Rerank documents based on a query
Generate relation triplets from text
Upload a table to predict basalt source lithology, temperature, and pressure
Extract bibliographical metadata from PDFs
ModernBERT for reasoning and zero-shot classification
Upload a PDF or TXT, ask questions about it
Check text for moderation flags
Generate insights and visuals from text
Type an idea, get related quotes from historic figures
Calculate patentability score from application
Give URL get details about the company
Generate vector representations from text
Detect emotions in text sentences
RAG - augment is a text analysis tool designed to rerank documents based on a query. It leverages advanced AI algorithms to enhance the relevance and accuracy of search results, ensuring users receive the most pertinent information for their queries. By focusing on improving search efficiency, RAG - augment is particularly useful for applications requiring precise and context-aware document retrieval.

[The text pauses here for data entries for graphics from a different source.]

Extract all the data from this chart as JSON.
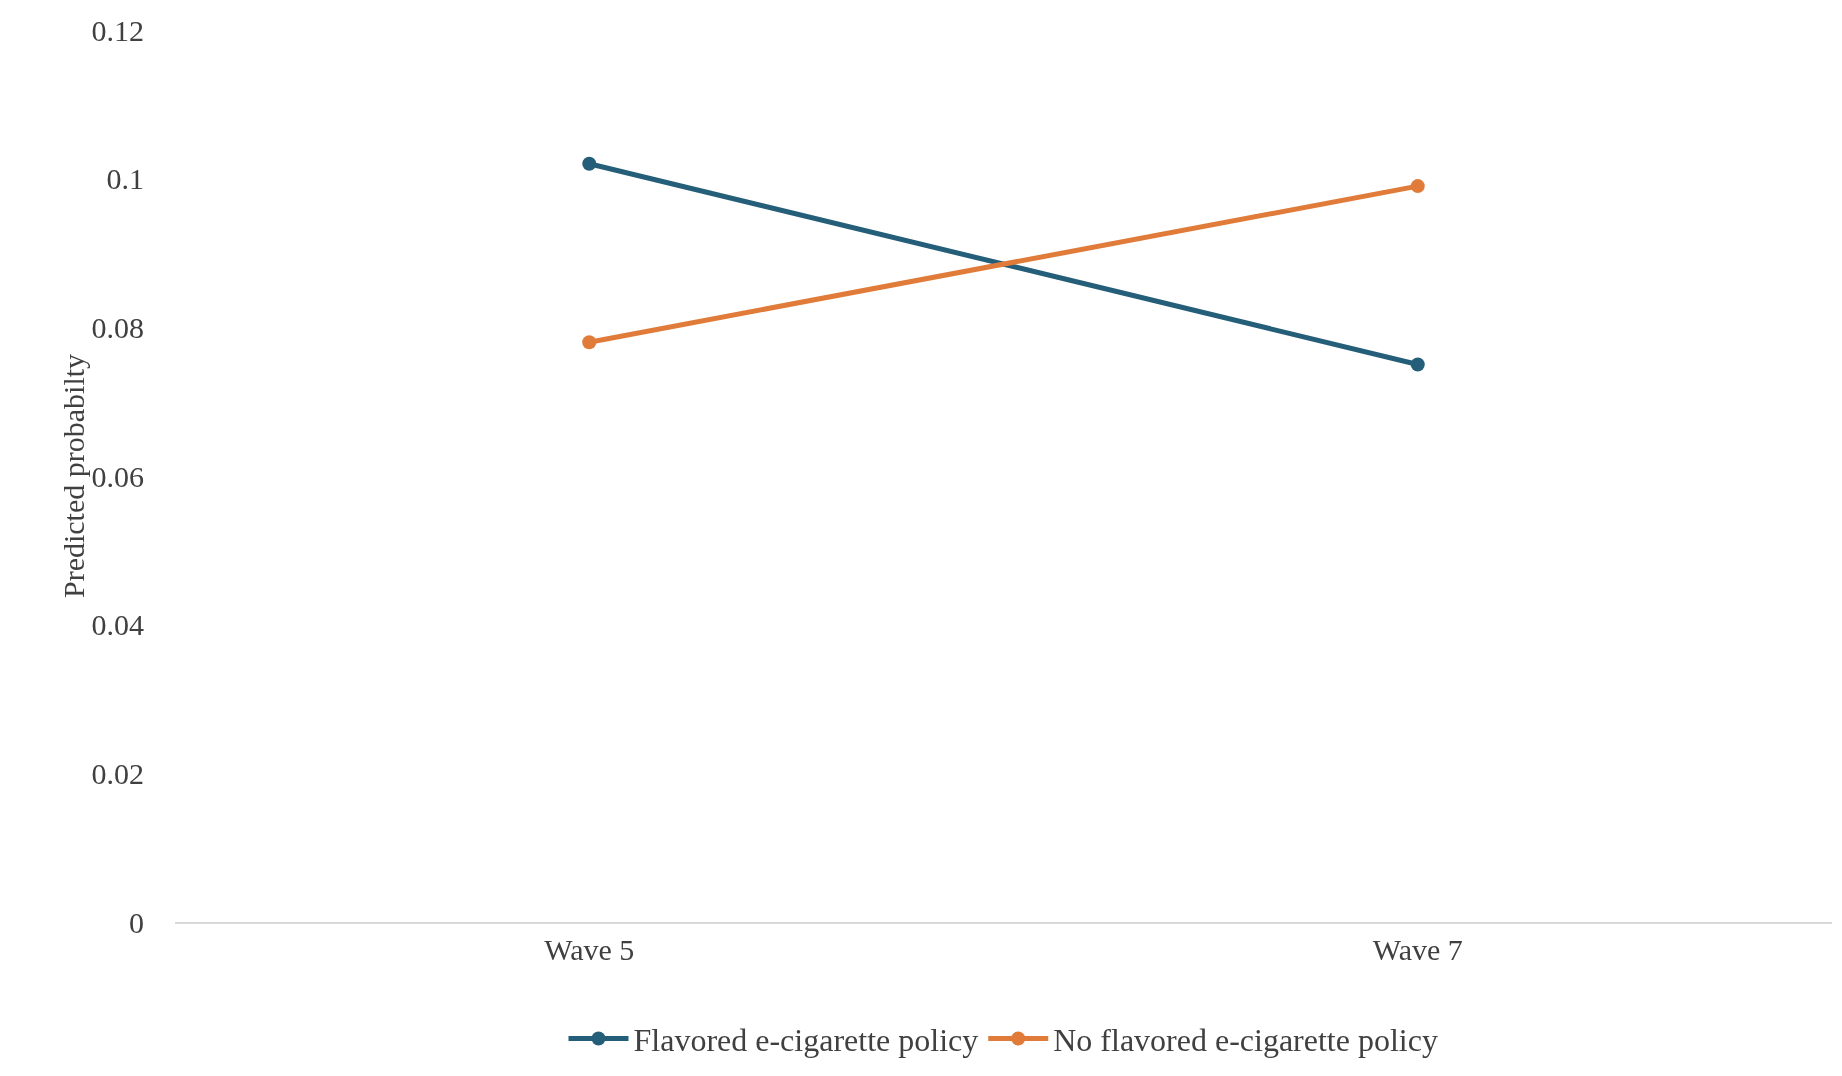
{
  "chart_data": {
    "type": "line",
    "ylabel": "Predicted probabilty",
    "categories": [
      "Wave 5",
      "Wave 7"
    ],
    "series": [
      {
        "name": "Flavored e-cigarette policy",
        "color": "#255e79",
        "values": [
          0.102,
          0.075
        ]
      },
      {
        "name": "No flavored e-cigarette policy",
        "color": "#e07b39",
        "values": [
          0.078,
          0.099
        ]
      }
    ],
    "ylim": [
      0,
      0.12
    ],
    "yticks": [
      0,
      0.02,
      0.04,
      0.06,
      0.08,
      0.1,
      0.12
    ],
    "grid": false,
    "legend": "bottom",
    "marker": "circle",
    "line_style": "solid"
  }
}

What does RAG - augment do exactly?
RAG - augment reranks a set of documents based on a specific query, improving the relevance of search results by leveraging AI algorithms.
What types of documents can RAG - augment process?
RAG - augment supports a wide range of document formats, including plain text, PDF, Word documents, and more.
Can I customize the ranking criteria in RAG - augment?
Yes, users can customize the relevance models in RAG - augment to align with specific requirements, such as prioritizing certain keywords or adjusting ranking weights.